No atendimento nutricional domiciliar encontraremos uma diversidade de situações socioeconômicas que variam de pessoas com recursos escassos até pessoas com alto padrão de vida. O fato é que quando existe uma doença que impacta na vida desta pessoa e dos seus familiares, nos profissionais da saúde precisamos pensar como será a vida deste paciente após a alta hospitalar e como podemos influenciar positivamente desde o momento da alta hospitalar. Será que a família deste paciente terá condições de pagar por uma empresa especializada em atendimento domiciliar ou ainda contratar um cuidador? Como podemos aumentar as chances deste paciente ser cuidado com maior qualidade e segurança, melhorando suas chances de recuperação em casa e diminuindo risco de desnutrição e outras ocorrências que podem levá-lo a uma re-internação? Os dados mostram que um paciente mal assistido em casa, é um forte candidato a ser internado novamente, seja pelo agravamento de sua doença de base ou porque a desnutrição foi um fator que contribuiu para uma queda do seu quadro geral. Particularmente esse problema é importante no paciente idoso. Os idosos representam um segmento de risco para desnutrição e que recebem atenção nutricional domiciliar com frequência. Uma recente meta-análise mostrou que a desnutrição pode atingir 3O% ou mais em idosos em home care prolongado ou naqueles que se encontram em casas de repouso. Ainda mais, o estudo mostrou que o risco de desnutrição aumenta com o nível de dependência do paciente.  Isso sugere que a informação e a educação de cuidadores e dos profissionais de saude é crucial.
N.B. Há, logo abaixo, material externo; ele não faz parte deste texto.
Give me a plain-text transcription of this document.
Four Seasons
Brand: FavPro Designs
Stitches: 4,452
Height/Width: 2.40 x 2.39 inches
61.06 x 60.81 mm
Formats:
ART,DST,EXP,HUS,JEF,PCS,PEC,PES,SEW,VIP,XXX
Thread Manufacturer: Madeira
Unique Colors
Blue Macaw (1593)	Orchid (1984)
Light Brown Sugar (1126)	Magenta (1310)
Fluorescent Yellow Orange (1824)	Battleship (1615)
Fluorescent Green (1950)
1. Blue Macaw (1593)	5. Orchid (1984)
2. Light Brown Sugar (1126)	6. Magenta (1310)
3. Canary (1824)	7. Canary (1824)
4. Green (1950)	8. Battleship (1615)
Enfim, a segurança e qualidade na atenção nutricional domiciliar é importante e cada vez mais necessária nos dias atuais. Ha uma tendência de crescimento no número de pacientes nessa modalidade de atendimento nutricional e por isso a SBNPE precisa estar preparada para educação continuada e geração de novas diretrizes baseadas em evidência.